Rivard. PHOTO: UVic Photo Services

By Valerie Shore

University of Victoria geologist Dr. Benoit Rivard and his team will be keeping a very close watch on BC’s natural resources in the coming years.

As the new BC Leadership Chair in Hyperspectral Remote Sensing, Rivard is investigating new ways to use advanced remote sensing techniques to protect and manage the province’s natural resources. The chair was announced last month and is the first in its field in Canada.

The $4.5-million chair is funded by a $2.25-million investment from the province’s Leading Edge Endowment Fund (LEEF) and matching funds from UVic and the University of Victoria Foundation.

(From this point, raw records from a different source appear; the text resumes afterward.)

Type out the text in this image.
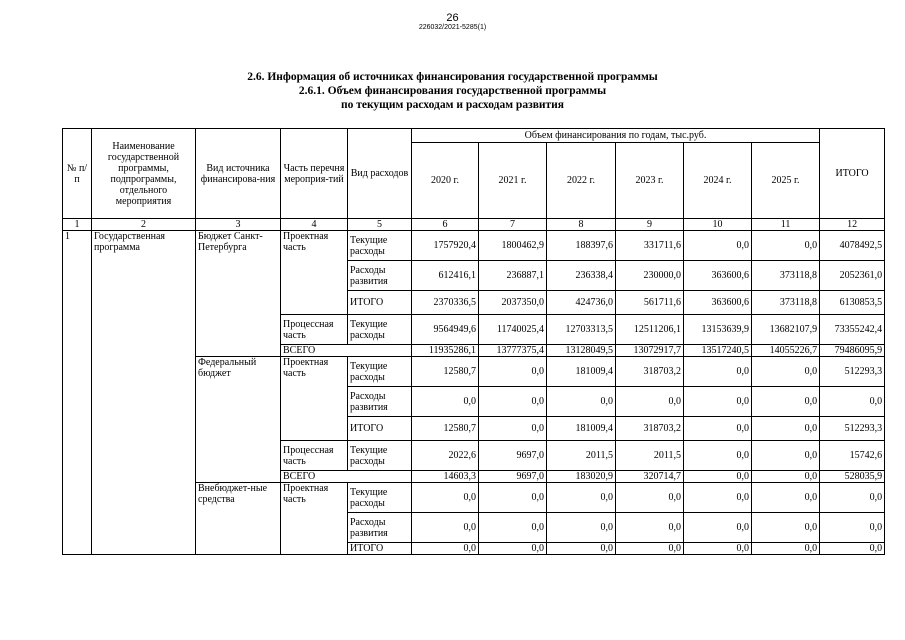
26
226032/2021-5285(1)
2.6. Информация об источниках финансирования государственной программы
2.6.1. Объем финансирования государственной программы
по текущим расходам и расходам развития
№ п/п	Наименование государственной программы, подпрограммы, отдельного мероприятия	Вид источника финансирова-ния	Часть перечня мероприя-тий	Вид расходов	Объем финансирования по годам, тыс.руб.						ИТОГО
					2020 г.	2021 г.	2022 г.	2023 г.	2024 г.	2025 г.	
1	2	3	4	5	6	7	8	9	10	11	12
1	Государственная программа	Бюджет Санкт-Петербурга	Проектная часть	Текущие расходы	1757920,4	1800462,9	188397,6	331711,6	0,0	0,0	4078492,5
				Расходы развития	612416,1	236887,1	236338,4	230000,0	363600,6	373118,8	2052361,0
				ИТОГО	2370336,5	2037350,0	424736,0	561711,6	363600,6	373118,8	6130853,5
			Процессная часть	Текущие расходы	9564949,6	11740025,4	12703313,5	12511206,1	13153639,9	13682107,9	73355242,4
			ВСЕГО		11935286,1	13777375,4	13128049,5	13072917,7	13517240,5	14055226,7	79486095,9
		Федеральный бюджет	Проектная часть	Текущие расходы	12580,7	0,0	181009,4	318703,2	0,0	0,0	512293,3
				Расходы развития	0,0	0,0	0,0	0,0	0,0	0,0	0,0
				ИТОГО	12580,7	0,0	181009,4	318703,2	0,0	0,0	512293,3
			Процессная часть	Текущие расходы	2022,6	9697,0	2011,5	2011,5	0,0	0,0	15742,6
			ВСЕГО		14603,3	9697,0	183020,9	320714,7	0,0	0,0	528035,9
		Внебюджет-ные средства	Проектная часть	Текущие расходы	0,0	0,0	0,0	0,0	0,0	0,0	0,0
				Расходы развития	0,0	0,0	0,0	0,0	0,0	0,0	0,0
				ИТОГО	0,0	0,0	0,0	0,0	0,0	0,0	0,0
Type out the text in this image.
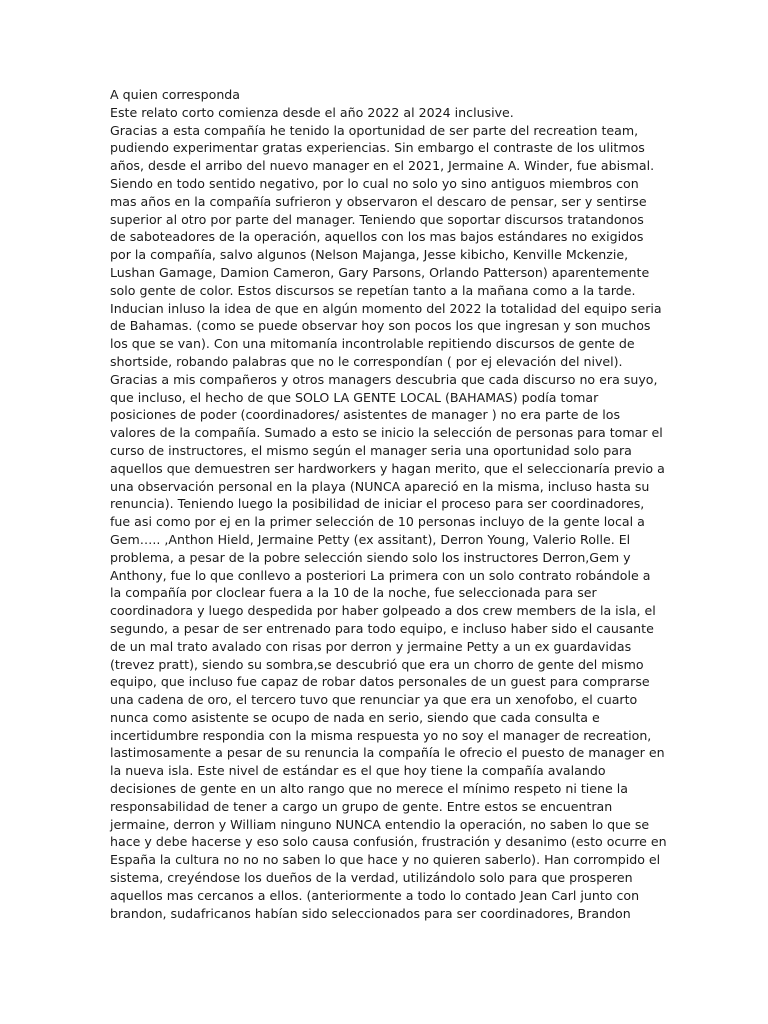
A quien corresponda
Este relato corto comienza desde el año 2022 al 2024 inclusive.
Gracias a esta compañía he tenido la oportunidad de ser parte del recreation team,
pudiendo experimentar gratas experiencias. Sin embargo el contraste de los ulitmos
años, desde el arribo del nuevo manager en el 2021, Jermaine A. Winder, fue abismal.
Siendo en todo sentido negativo, por lo cual no solo yo sino antiguos miembros con
mas años en la compañía sufrieron y observaron el descaro de pensar, ser y sentirse
superior al otro por parte del manager. Teniendo que soportar discursos tratandonos
de saboteadores de la operación, aquellos con los mas bajos estándares no exigidos
por la compañía, salvo algunos (Nelson Majanga, Jesse kibicho, Kenville Mckenzie,
Lushan Gamage, Damion Cameron, Gary Parsons, Orlando Patterson) aparentemente
solo gente de color. Estos discursos se repetían tanto a la mañana como a la tarde.
Inducian inluso la idea de que en algún momento del 2022 la totalidad del equipo seria
de Bahamas. (como se puede observar hoy son pocos los que ingresan y son muchos
los que se van). Con una mitomanía incontrolable repitiendo discursos de gente de
shortside, robando palabras que no le correspondían ( por ej elevación del nivel).
Gracias a mis compañeros y otros managers descubria que cada discurso no era suyo,
que incluso, el hecho de que SOLO LA GENTE LOCAL (BAHAMAS) podía tomar
posiciones de poder (coordinadores/ asistentes de manager ) no era parte de los
valores de la compañía. Sumado a esto se inicio la selección de personas para tomar el
curso de instructores, el mismo según el manager seria una oportunidad solo para
aquellos que demuestren ser hardworkers y hagan merito, que el seleccionaría previo a
una observación personal en la playa (NUNCA apareció en la misma, incluso hasta su
renuncia). Teniendo luego la posibilidad de iniciar el proceso para ser coordinadores,
fue asi como por ej en la primer selección de 10 personas incluyo de la gente local a
Gem….. ,Anthon Hield, Jermaine Petty (ex assitant), Derron Young, Valerio Rolle. El
problema, a pesar de la pobre selección siendo solo los instructores Derron,Gem y
Anthony, fue lo que conllevo a posteriori La primera con un solo contrato robándole a
la compañía por cloclear fuera a la 10 de la noche, fue seleccionada para ser
coordinadora y luego despedida por haber golpeado a dos crew members de la isla, el
segundo, a pesar de ser entrenado para todo equipo, e incluso haber sido el causante
de un mal trato avalado con risas por derron y jermaine Petty a un ex guardavidas
(trevez pratt), siendo su sombra,se descubrió que era un chorro de gente del mismo
equipo, que incluso fue capaz de robar datos personales de un guest para comprarse
una cadena de oro, el tercero tuvo que renunciar ya que era un xenofobo, el cuarto
nunca como asistente se ocupo de nada en serio, siendo que cada consulta e
incertidumbre respondia con la misma respuesta yo no soy el manager de recreation,
lastimosamente a pesar de su renuncia la compañía le ofrecio el puesto de manager en
la nueva isla. Este nivel de estándar es el que hoy tiene la compañía avalando
decisiones de gente en un alto rango que no merece el mínimo respeto ni tiene la
responsabilidad de tener a cargo un grupo de gente. Entre estos se encuentran
jermaine, derron y William ninguno NUNCA entendio la operación, no saben lo que se
hace y debe hacerse y eso solo causa confusión, frustración y desanimo (esto ocurre en
España la cultura no no no saben lo que hace y no quieren saberlo). Han corrompido el
sistema, creyéndose los dueños de la verdad, utilizándolo solo para que prosperen
aquellos mas cercanos a ellos. (anteriormente a todo lo contado Jean Carl junto con
brandon, sudafricanos habían sido seleccionados para ser coordinadores, Brandon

Rivard is former director of the Centre for Earth Observation Science at the University of Alberta and a leader in interpreting hyperspectral data. The chair is based in UVic’s Department of Geography.

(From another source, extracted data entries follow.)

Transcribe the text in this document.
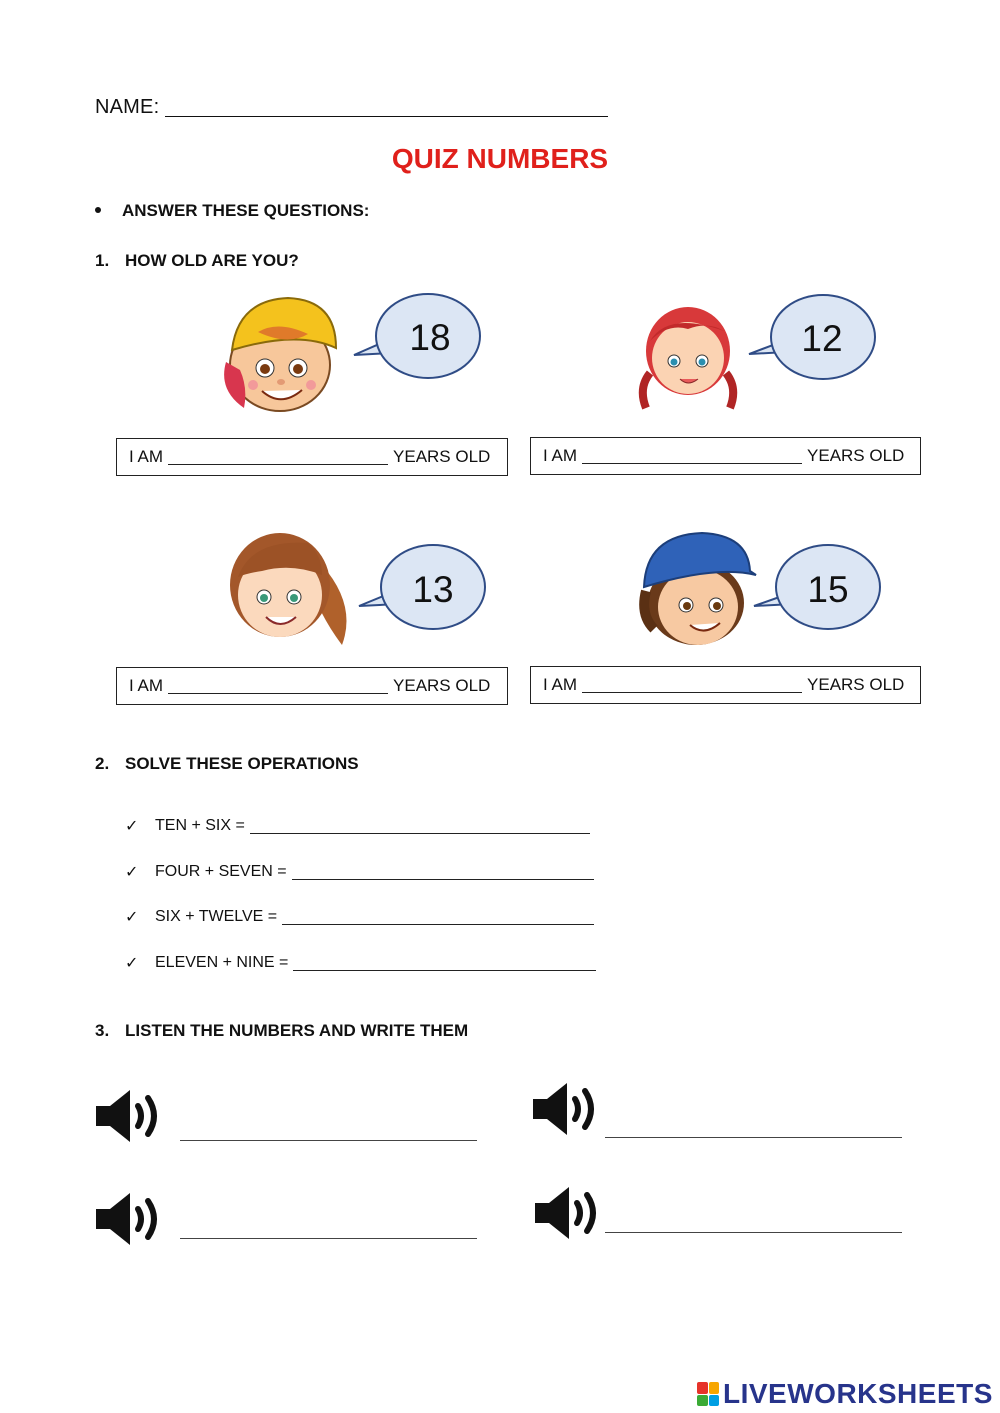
NAME:
QUIZ NUMBERS
ANSWER THESE QUESTIONS:
1. HOW OLD ARE YOU?
18	12
I AM	YEARS OLD	I AM	YEARS OLD
13	15
I AM	YEARS OLD	I AM	YEARS OLD
2. SOLVE THESE OPERATIONS
✓	TEN + SIX =
✓	FOUR + SEVEN =
✓	SIX + TWELVE =
✓	ELEVEN + NINE =
3. LISTEN THE NUMBERS AND WRITE THEM
LIVEWORKSHEETS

“Dr. Rivard’s appointment builds on our already considerable strengths in hyperspectral remote sensing,“ says UVic president David Turpin. “Thanks to the Leading Edge Endowment Fund and the generosity of matching donors, this program will be a focal point for research on the application of hyperspectral imaging technology to BC’s natural resource challenges and opportunities.”

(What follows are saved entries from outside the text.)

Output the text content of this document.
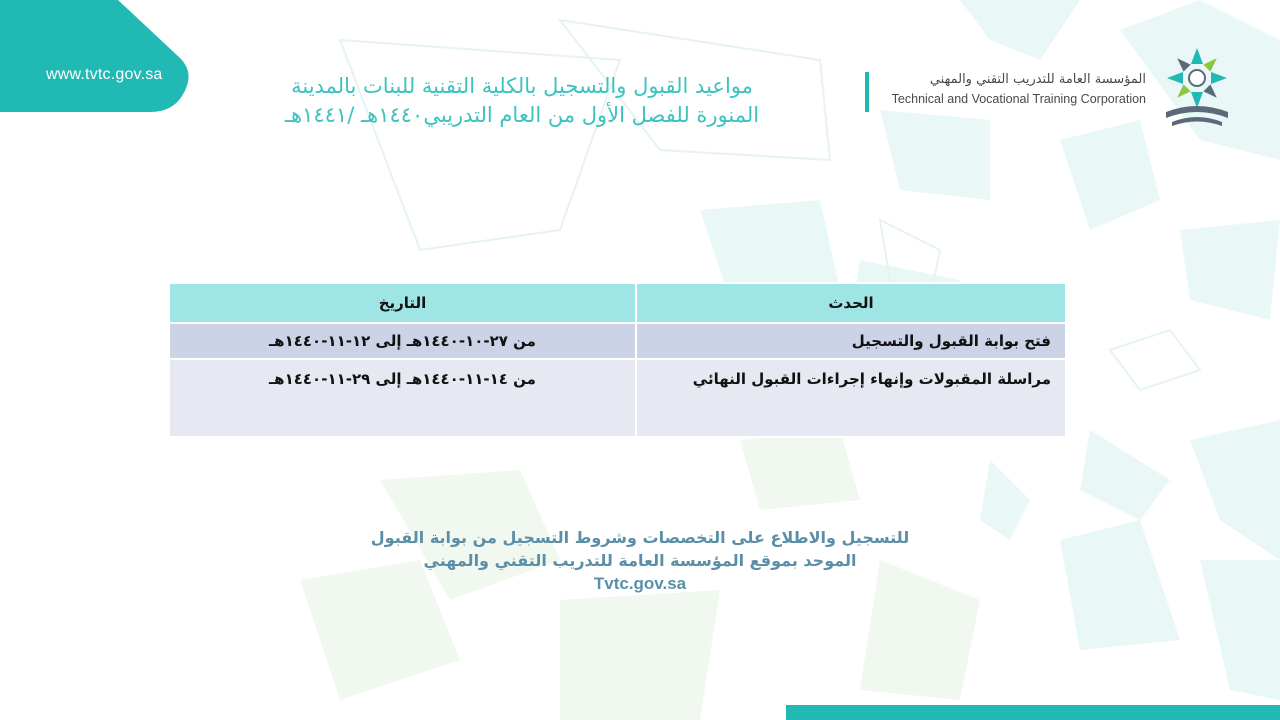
www.tvtc.gov.sa	مواعيد القبول والتسجيل بالكلية التقنية للبنات بالمدينة
المنورة للفصل الأول من العام التدريبي١٤٤٠هـ /١٤٤١هـ
المؤسسة العامة للتدريب التقني والمهني
Technical and Vocational Training Corporation
الحدث	التاريخ
فتح بوابة القبول والتسجيل	من ٢٧-١٠-١٤٤٠هـ إلى ١٢-١١-١٤٤٠هـ
مراسلة المقبولات وإنهاء إجراءات القبول النهائي	من ١٤-١١-١٤٤٠هـ إلى ٢٩-١١-١٤٤٠هـ
للتسجيل والاطلاع على التخصصات وشروط التسجيل من بوابة القبول
الموحد بموقع المؤسسة العامة للتدريب التقني والمهني
Tvtc.gov.sa
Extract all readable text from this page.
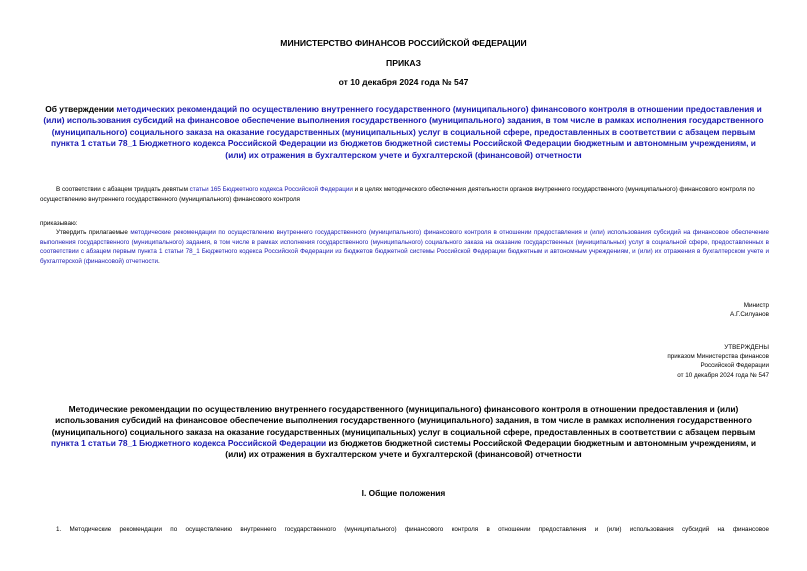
МИНИСТЕРСТВО ФИНАНСОВ РОССИЙСКОЙ ФЕДЕРАЦИИ
ПРИКАЗ
от 10 декабря 2024 года № 547
Об утверждении методических рекомендаций по осуществлению внутреннего государственного (муниципального) финансового контроля в отношении предоставления и (или) использования субсидий на финансовое обеспечение выполнения государственного (муниципального) задания, в том числе в рамках исполнения государственного (муниципального) социального заказа на оказание государственных (муниципальных) услуг в социальной сфере, предоставленных в соответствии с абзацем первым пункта 1 статьи 78_1 Бюджетного кодекса Российской Федерации из бюджетов бюджетной системы Российской Федерации бюджетным и автономным учреждениям, и (или) их отражения в бухгалтерском учете и бухгалтерской (финансовой) отчетности
В соответствии с абзацем тридцать девятым статьи 165 Бюджетного кодекса Российской Федерации и в целях методического обеспечения деятельности органов внутреннего государственного (муниципального) финансового контроля по осуществлению внутреннего государственного (муниципального) финансового контроля
приказываю:
Утвердить прилагаемые методические рекомендации по осуществлению внутреннего государственного (муниципального) финансового контроля в отношении предоставления и (или) использования субсидий на финансовое обеспечение выполнения государственного (муниципального) задания, в том числе в рамках исполнения государственного (муниципального) социального заказа на оказание государственных (муниципальных) услуг в социальной сфере, предоставленных в соответствии с абзацем первым пункта 1 статьи 78_1 Бюджетного кодекса Российской Федерации из бюджетов бюджетной системы Российской Федерации бюджетным и автономным учреждениям, и (или) их отражения в бухгалтерском учете и бухгалтерской (финансовой) отчетности.
Министр
А.Г.Силуанов
УТВЕРЖДЕНЫ
приказом Министерства финансов
Российской Федерации
от 10 декабря 2024 года № 547
Методические рекомендации по осуществлению внутреннего государственного (муниципального) финансового контроля в отношении предоставления и (или) использования субсидий на финансовое обеспечение выполнения государственного (муниципального) задания, в том числе в рамках исполнения государственного (муниципального) социального заказа на оказание государственных (муниципальных) услуг в социальной сфере, предоставленных в соответствии с абзацем первым пункта 1 статьи 78_1 Бюджетного кодекса Российской Федерации из бюджетов бюджетной системы Российской Федерации бюджетным и автономным учреждениям, и (или) их отражения в бухгалтерском учете и бухгалтерской (финансовой) отчетности
I. Общие положения
1. Методические рекомендации по осуществлению внутреннего государственного (муниципального) финансового контроля в отношении предоставления и (или) использования субсидий на финансовое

Remote sensing is the science of obtaining information on an object, area or phenomenon from a distance, typically by using aircraft, satellites, buoys or ships.

Hyperspectral imaging collects and measures the visible light reflected from surface features such as rocks, trees and water, as well as the non-visible energy they emit. It provides much more detailed imagery than conventional remote sensing systems.

UVic scientists use ground-based, airborne and satellite-based hyperspectral imaging systems to study the condition of targets such as water surfaces or vegetation canopies. This information is used for various applications, including mapping the health of coastal environments, determining the risk factor for forest fires and the extent of pine beetle infestation.

UVic is the only academic institution in Canada to have an airborne hyperspectral scanner, flown in partnership with Terra Remote Sensing in Sidney, BC. The scanner is being combined with other sensors—thermal scanners, digital cameras and a LiDAR scanning laser system—to address issues in resource exploration and management, and environmental monitoring. The platform is unique in Canada.

Rivard will work with government, industry and other university researchers to develop new hyperspectral techniques for resource exploration and environmental monitoring. He’ll also develop methods to find early signs of pests such as the mountain pine beetle.

“Once the trees show signs visible to our eyes, the beetles have already moved on,” he explains. “To take action, we need to detect an infestation while the trees are still green. This is one of many resource management areas where hyperspectral imaging has great potential.”

Rivard is also working on new hyperspectral methods for detecting a range of minerals and rock types and for estimating their abundance and distribution in a wide range of geological environments, including the Canadian North. This work has the potential to reduce field exploration costs for resource industries.

Under the LEEF program, the provincial government is establishing 20 leadership chairs to attract top researchers to BC and keep them here. This is UVic’s second LEEF chair. The first, in marine ecosystems and global change (held by Dr. Kim Juniper), was awarded in 2006.